I have numerous degrees that included many math classes, physics, etc. that all used symbols. I am 51. There is never a month that goes by that I don't come across a symbol that is new to me. The hardest thing in all of math to grasp is nothing that needs grasping but rather memorization. All the symbols are completely random and rarely if never have a manifestation that represents their meaning. Very, very few are pictographs. Any chance that someone nearly instantly recognizes or understands a mathematical symbol is pure fantasy.
 
In TV/theatrical films, when there is a fight and someone gets kicked or punched/struck in the throat/neck/head, falls down, only to get up 30 seconds later and rejoin the fight with their martial arts moves. A good strike to the head or neck may not "knock you out," but you are NOT getting up clear headed and doing roundhouse kicks immediately after that.

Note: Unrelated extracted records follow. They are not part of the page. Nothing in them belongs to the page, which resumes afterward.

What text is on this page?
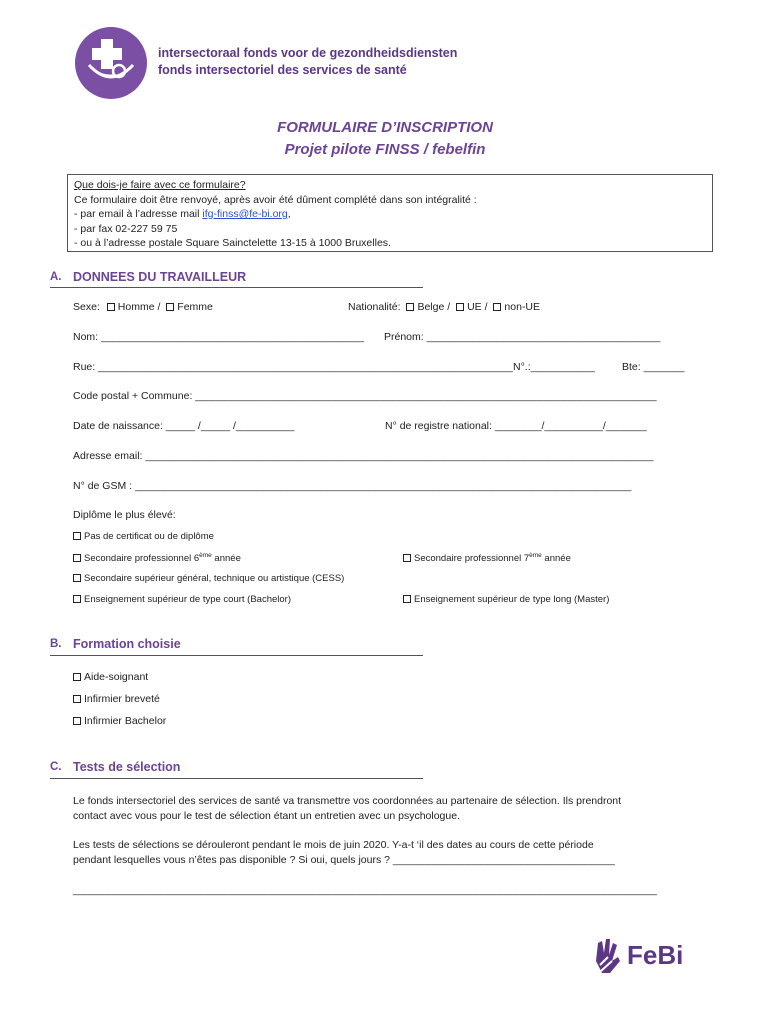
intersectoraal fonds voor de gezondheidsdiensten
fonds intersectoriel des services de santé
FORMULAIRE D’INSCRIPTION
Projet pilote FINSS / febelfin
Que dois-je faire avec ce formulaire?
Ce formulaire doit être renvoyé, après avoir été dûment complété dans son intégralité :
- par email à l’adresse mail ifg-finss@fe-bi.org,
- par fax 02-227 59 75
- ou à l’adresse postale Square Sainctelette 13-15 à 1000 Bruxelles.
A. DONNEES DU TRAVAILLEUR
Sexe: Homme / Femme	Nationalité: Belge / UE / non-UE
Nom: _____________________________________________ Prénom: ________________________________________
Rue: _______________________________________________________________________ N°.:___________	Bte: _______
Code postal + Commune: _______________________________________________________________________________
Date de naissance: _____ /_____ /__________	N° de registre national: ________/__________/_______
Adresse email: _______________________________________________________________________________________
N° de GSM : _____________________________________________________________________________________
Diplôme le plus élevé:
Pas de certificat ou de diplôme
Secondaire professionnel 6ème année	Secondaire professionnel 7ème année
Secondaire supérieur général, technique ou artistique (CESS)
Enseignement supérieur de type court (Bachelor)	Enseignement supérieur de type long (Master)
B. Formation choisie
Aide-soignant
Infirmier breveté
Infirmier Bachelor
C. Tests de sélection
Le fonds intersectoriel des services de santé va transmettre vos coordonnées au partenaire de sélection. Ils prendront
contact avec vous pour le test de sélection étant un entretien avec un psychologue.
Les tests de sélections se dérouleront pendant le mois de juin 2020. Y-a-t ‘il des dates au cours de cette période
pendant lesquelles vous n’êtes pas disponible ? Si oui, quels jours ? ______________________________________
____________________________________________________________________________________________________
FeBi
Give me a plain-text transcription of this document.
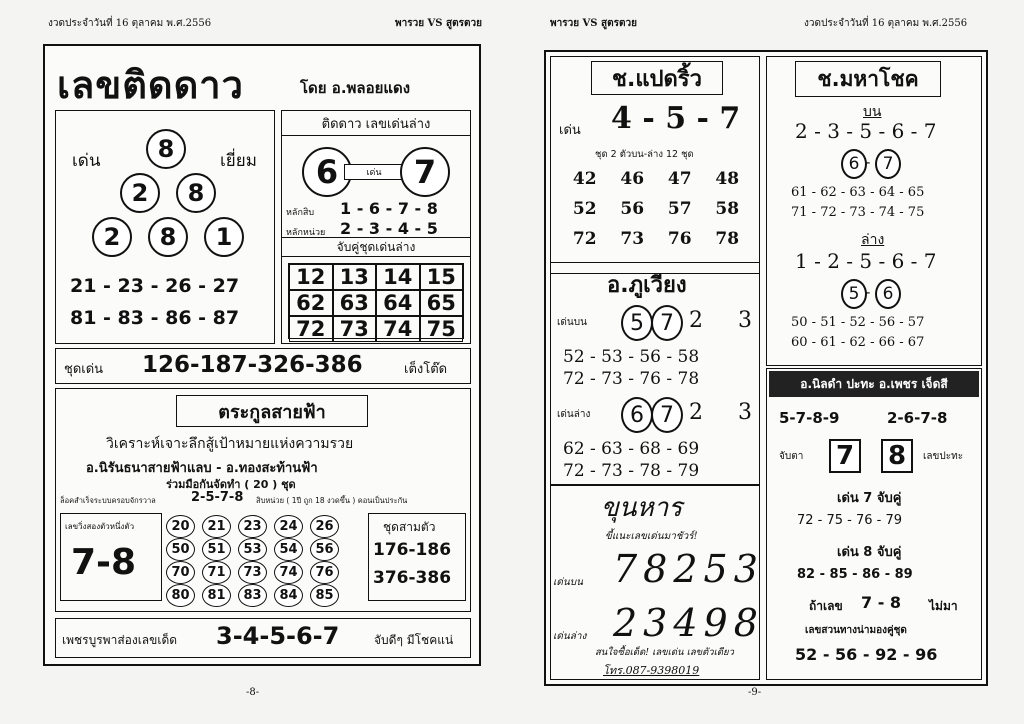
งวดประจำวันที่ 16 ตุลาคม พ.ศ.2556	พารวย VS สูตรตวย
เลขติดดาว	โดย อ.พลอยแดง
เด่น	เยี่ยม
8
2	8
2	8	1
21 - 23 - 26 - 27
81 - 83 - 86 - 87
ติดดาว เลขเด่นล่าง
6	เด่น	7
หลักสิบ 1 - 6 - 7 - 8
หลักหน่วย 2 - 3 - 4 - 5
จับคู่ชุดเด่นล่าง
12 13 14 15
62 63 64 65
72 73 74 75
ชุดเด่น 126-187-326-386	เต็งโต๊ด
ตระกูลสายฟ้า
วิเคราะห์เจาะลึกสู้เป้าหมายแห่งความรวย
อ.นิรันธนาสายฟ้าแลบ - อ.ทองสะท้านฟ้า
ร่วมมือกันจัดทำ ( 20 ) ชุด
ล็อคสำเร็จระบบครอบจักรวาล	2-5-7-8 สิบหน่วย ( 1ปี ถูก 18 งวดขึ้น ) คอนเป็นประกัน
เลขวิ่งสองตัวหนึ่งตัว
7-8
20	21	23	24	26
50	51	53	54	56
70	71	73	74	76
80	81	83	84	85
ชุดสามตัว
176-186
376-386
เพชรบูรพาส่องเลขเด็ด 3-4-5-6-7	จับดีๆ มีโชคแน่
-8-
พารวย VS สูตรตวย	งวดประจำวันที่ 16 ตุลาคม พ.ศ.2556
ช.แปดริ้ว
เด่น 4 - 5 - 7
ชุด 2 ตัวบน-ล่าง 12 ชุด
42	46	47	48
52	56	57	58
72	73	76	78
อ.ภูเวียง
เด่นบน	5 7 2     3
52 - 53 - 56 - 58
72 - 73 - 76 - 78
เด่นล่าง	6 7 2     3
62 - 63 - 68 - 69
72 - 73 - 78 - 79
ขุนหาร
ขี้แนะเลขเด่นมาชัวร์!
เด่นบน 78253
เด่นล่าง 23498
สนใจซื้อเด็ด! เลขเด่น เลขตัวเดียว
โทร.087-9398019
ช.มหาโชค
บน
2 - 3 - 5 - 6 - 7
6 - 7
61 - 62 - 63 - 64 - 65
71 - 72 - 73 - 74 - 75
ล่าง
1 - 2 - 5 - 6 - 7
5 - 6
50 - 51 - 52 - 56 - 57
60 - 61 - 62 - 66 - 67
อ.นิลดำ ปะทะ อ.เพชร เจ็ดสี
5-7-8-9	2-6-7-8
จับตา 7 8	เลขปะทะ
เด่น 7 จับคู่
72 - 75 - 76 - 79
เด่น 8 จับคู่
82 - 85 - 86 - 89
ถ้าเลข 7 - 8 ไม่มา
เลขสวนทางน่ามองคู่ชุด
52 - 56 - 92 - 96
-9-
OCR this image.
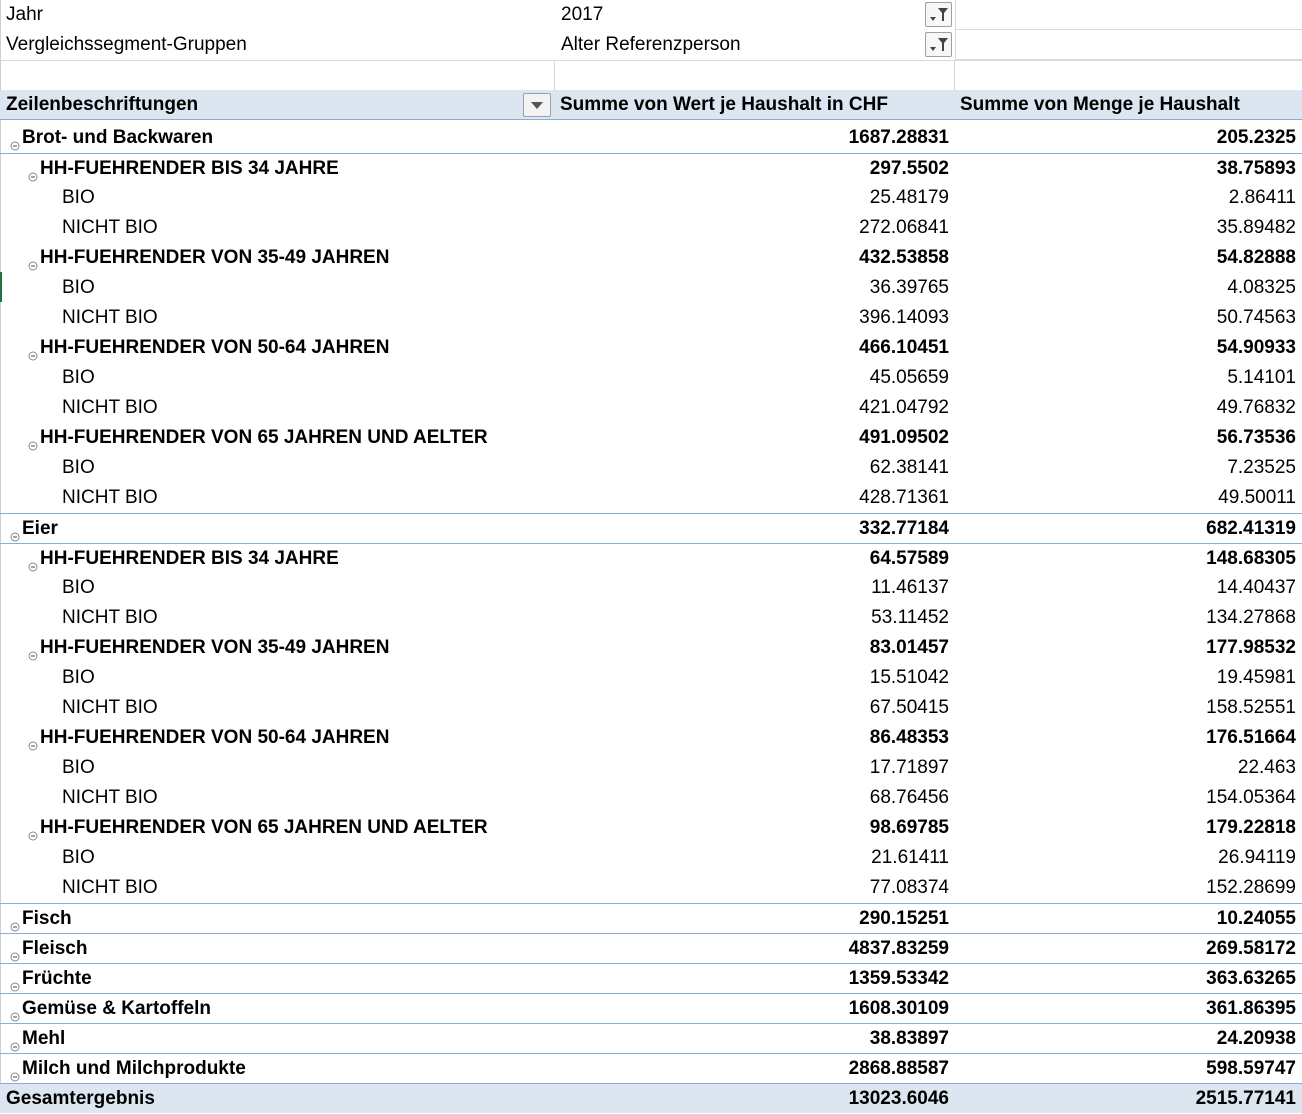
Jahr	2017
Vergleichssegment-Gruppen	Alter Referenzperson
Zeilenbeschriftungen	Summe von Wert je Haushalt in CHF	Summe von Menge je Haushalt
Brot- und Backwaren	1687.28831	205.2325
HH-FUEHRENDER BIS 34 JAHRE	297.5502	38.75893
BIO	25.48179	2.86411
NICHT BIO	272.06841	35.89482
HH-FUEHRENDER VON 35-49 JAHREN	432.53858	54.82888
BIO	36.39765	4.08325
NICHT BIO	396.14093	50.74563
HH-FUEHRENDER VON 50-64 JAHREN	466.10451	54.90933
BIO	45.05659	5.14101
NICHT BIO	421.04792	49.76832
HH-FUEHRENDER VON 65 JAHREN UND AELTER	491.09502	56.73536
BIO	62.38141	7.23525
NICHT BIO	428.71361	49.50011
Eier	332.77184	682.41319
HH-FUEHRENDER BIS 34 JAHRE	64.57589	148.68305
BIO	11.46137	14.40437
NICHT BIO	53.11452	134.27868
HH-FUEHRENDER VON 35-49 JAHREN	83.01457	177.98532
BIO	15.51042	19.45981
NICHT BIO	67.50415	158.52551
HH-FUEHRENDER VON 50-64 JAHREN	86.48353	176.51664
BIO	17.71897	22.463
NICHT BIO	68.76456	154.05364
HH-FUEHRENDER VON 65 JAHREN UND AELTER	98.69785	179.22818
BIO	21.61411	26.94119
NICHT BIO	77.08374	152.28699
Fisch	290.15251	10.24055
Fleisch	4837.83259	269.58172
Früchte	1359.53342	363.63265
Gemüse & Kartoffeln	1608.30109	361.86395
Mehl	38.83897	24.20938
Milch und Milchprodukte	2868.88587	598.59747
Gesamtergebnis	13023.6046	2515.77141
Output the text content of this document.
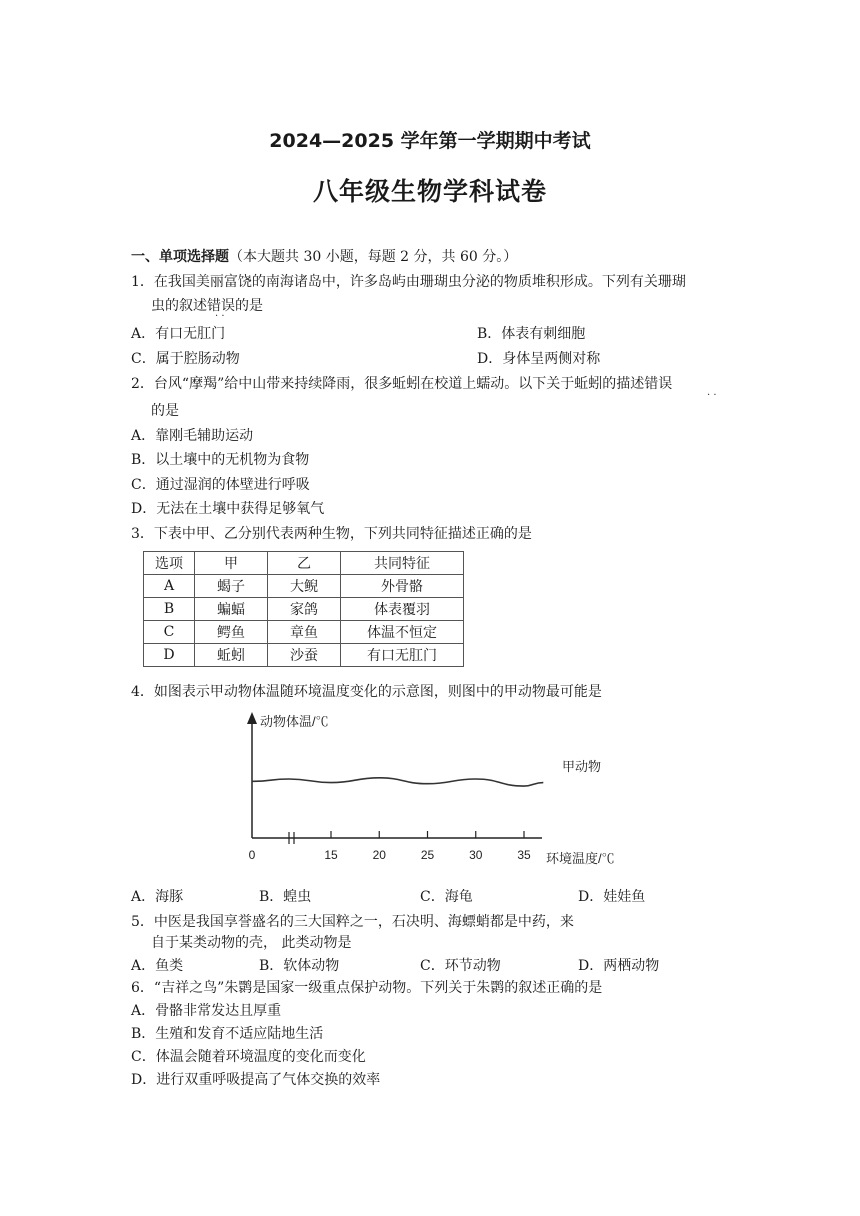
2024—2025 学年第一学期期中考试
八年级生物学科试卷
一、单项选择题（本大题共 30 小题，每题 2 分，共 60 分。）
1．在我国美丽富饶的南海诸岛中，许多岛屿由珊瑚虫分泌的物质堆积形成。下列有关珊瑚
虫的叙述错误的是
· ·
A．有口无肛门	B．体表有刺细胞
C．属于腔肠动物	D．身体呈两侧对称
2．台风“摩羯”给中山带来持续降雨，很多蚯蚓在校道上蠕动。以下关于蚯蚓的描述错误
· ·
的是
A．靠刚毛辅助运动
B．以土壤中的无机物为食物
C．通过湿润的体壁进行呼吸
D．无法在土壤中获得足够氧气
3．下表中甲、乙分别代表两种生物，下列共同特征描述正确的是
选项	甲	乙	共同特征
A	蝎子	大鲵	外骨骼
B	蝙蝠	家鸽	体表覆羽
C	鳄鱼	章鱼	体温不恒定
D	蚯蚓	沙蚕	有口无肛门
4．如图表示甲动物体温随环境温度变化的示意图，则图中的甲动物最可能是
0	15	20	25	30	35
动物体温/℃
环境温度/℃
甲动物
A．海豚	B．蝗虫	C．海龟	D．娃娃鱼
5．中医是我国享誉盛名的三大国粹之一，石决明、海螵蛸都是中药，来
自于某类动物的壳， 此类动物是
A．鱼类	B．软体动物	C．环节动物	D．两栖动物
6．“吉祥之鸟”朱鹮是国家一级重点保护动物。下列关于朱鹮的叙述正确的是
A．骨骼非常发达且厚重
B．生殖和发育不适应陆地生活
C．体温会随着环境温度的变化而变化
D．进行双重呼吸提高了气体交换的效率
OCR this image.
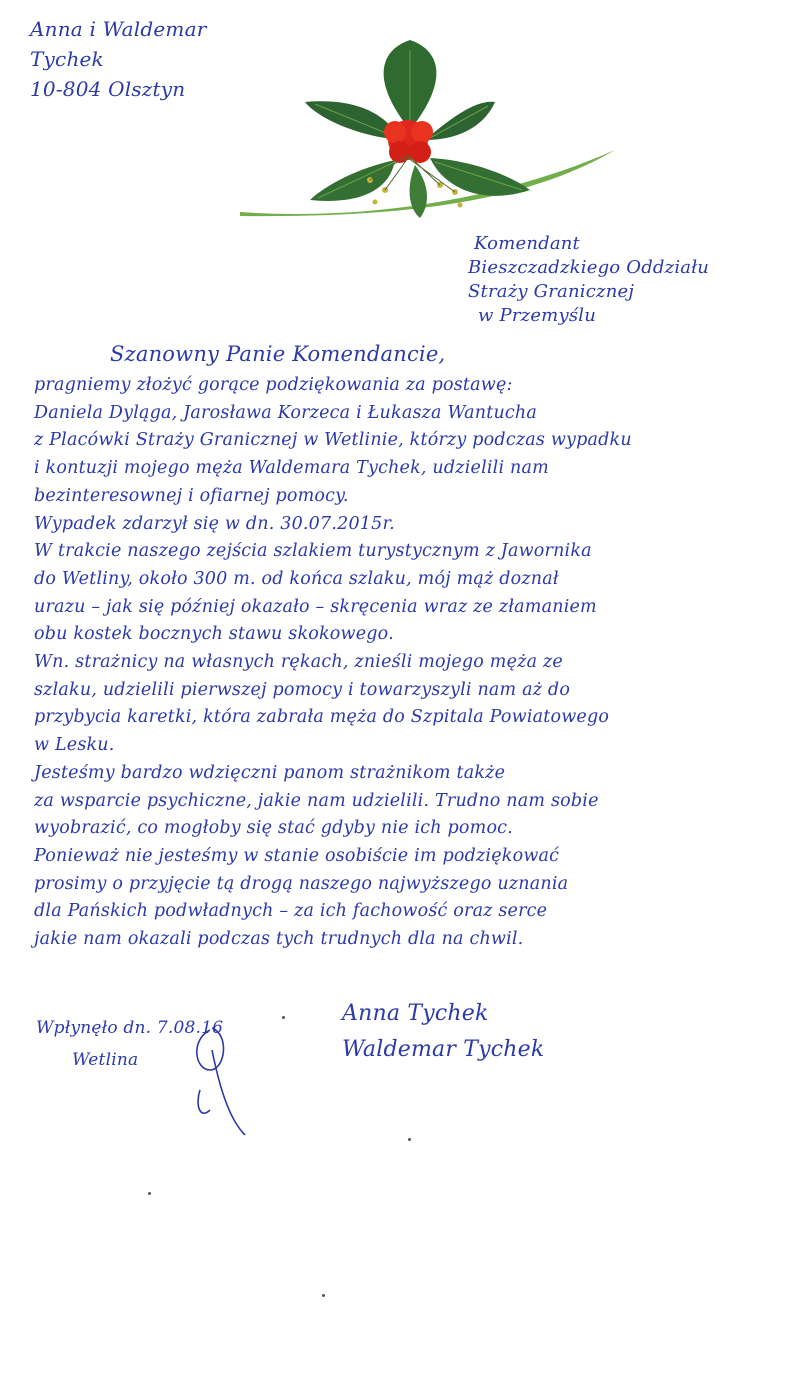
Anna i Waldemar
Tychek
10-804 Olsztyn
Komendant
Bieszczadzkiego Oddziału
Straży Granicznej
w Przemyślu
Szanowny Panie Komendancie,
pragniemy złożyć gorące podziękowania za postawę:
Daniela Dyląga, Jarosława Korzeca i Łukasza Wantucha
z Placówki Straży Granicznej w Wetlinie, którzy podczas wypadku
i kontuzji mojego męża Waldemara Tychek, udzielili nam
bezinteresownej i ofiarnej pomocy.
Wypadek zdarzył się w dn. 30.07.2015r.
W trakcie naszego zejścia szlakiem turystycznym z Jawornika
do Wetliny, około 300 m. od końca szlaku, mój mąż doznał
urazu – jak się później okazało – skręcenia wraz ze złamaniem
obu kostek bocznych stawu skokowego.
Wn. strażnicy na własnych rękach, znieśli mojego męża ze
szlaku, udzielili pierwszej pomocy i towarzyszyli nam aż do
przybycia karetki, która zabrała męża do Szpitala Powiatowego
w Lesku.
Jesteśmy bardzo wdzięczni panom strażnikom także
za wsparcie psychiczne, jakie nam udzielili. Trudno nam sobie
wyobrazić, co mogłoby się stać gdyby nie ich pomoc.
Ponieważ nie jesteśmy w stanie osobiście im podziękować
prosimy o przyjęcie tą drogą naszego najwyższego uznania
dla Pańskich podwładnych – za ich fachowość oraz serce
jakie nam okazali podczas tych trudnych dla na chwil.
Wpłynęło dn. 7.08.16
Wetlina
Anna Tychek
Waldemar Tychek
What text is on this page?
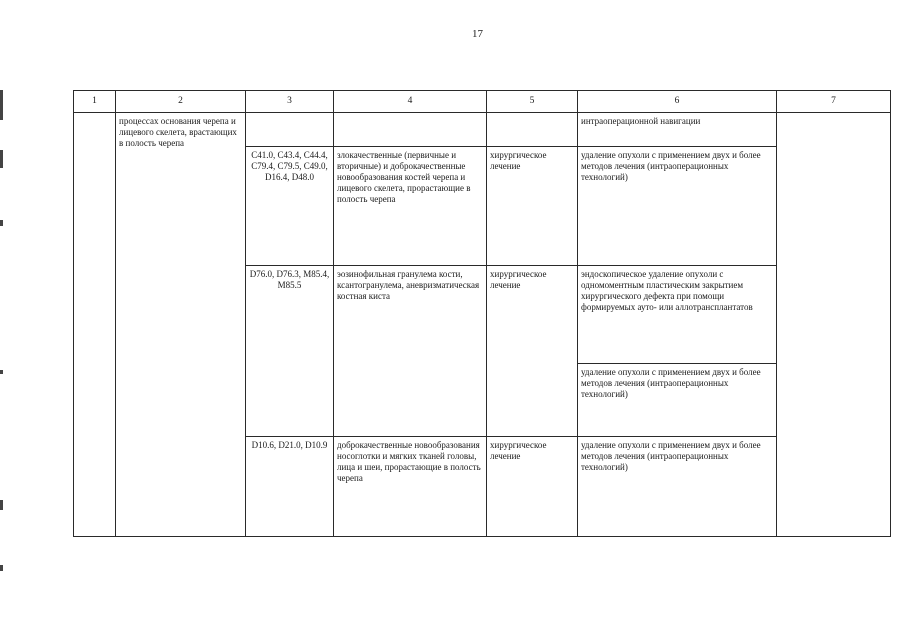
17
1	2	3	4	5	6	7
	процессах основания черепа и лицевого скелета, врастающих в полость черепа				интраоперационной навигации	
		C41.0, C43.4, C44.4, C79.4, C79.5, C49.0, D16.4, D48.0	злокачественные (первичные и вторичные) и доброкачественные новообразования костей черепа и лицевого скелета, прорастающие в полость черепа	хирургическое лечение	удаление опухоли с применением двух и более методов лечения (интраоперационных технологий)	
		D76.0, D76.3, M85.4, M85.5	эозинофильная гранулема кости, ксантогранулема, аневризматическая костная киста	хирургическое лечение	эндоскопическое удаление опухоли с одномоментным пластическим закрытием хирургического дефекта при помощи формируемых ауто- или аллотрансплантатов	
					удаление опухоли с применением двух и более методов лечения (интраоперационных технологий)	
		D10.6, D21.0, D10.9	доброкачественные новообразования носоглотки и мягких тканей головы, лица и шеи, прорастающие в полость черепа	хирургическое лечение	удаление опухоли с применением двух и более методов лечения (интраоперационных технологий)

On a similar side note: It's REALLY obvious when stunt performed are overselling the hits and take-downs from the "hero," AKA $15 million dollar star of the film. What's with the mid-air long axis rotisserie spin that seems to be in vogue??
Ah the good old days of actors doing their own stunts...;)
 
Aliens/children/foreigners etc who instantly understand scientific symbols and equations. It is difficult enough to deal with American vs European variations and symbols let alone someone who has never studied "Earth" physics. While it may be possible to recognize proportions and therefore equations, it is not likely to read something that is purely hypothetical -in a foreign mathematical language.

This one goes way back. One of the most obvious is the original The Day the Earth Stood Still.

I would almost give Independence Day a pass (the computer virus) in that regard because Jeff Goldblum's character is supposed to be a genius and the military had been studying the alien fighter for decades. So I could conceive that his genius might help him connect the dots of what the military already knew about their technology to make a virus that interfaced with their tech.
 
I would almost give Independence Day a pass (the computer virus) in that regard because Jeff Goldblum's character is supposed to be a genius and the military had been studying the alien fighter for decades. So I could conceive that his genius might help him connect the dots of what the military already knew about their technology to make a virus that interfaced with their tech.

If I remember correctly, there was a deleted bit where they talk about how all our computer tech is derived from the crashed ship, so the aliens were already running a very similar operating system, since ours was based on it.
 
Nope, I still can't. the ID4 virus thing stood out even for the movie it was in. It was one of those nuke-the-fridge moments where everybody in the theater had the same negative reaction. It's not the severity of the stupid, it's how it affects the viewing experience.

It's utterly stupid for TIE fighters and X-wings to make noise in space. But that instance of stupidity holds up in the cost/benefit analysis.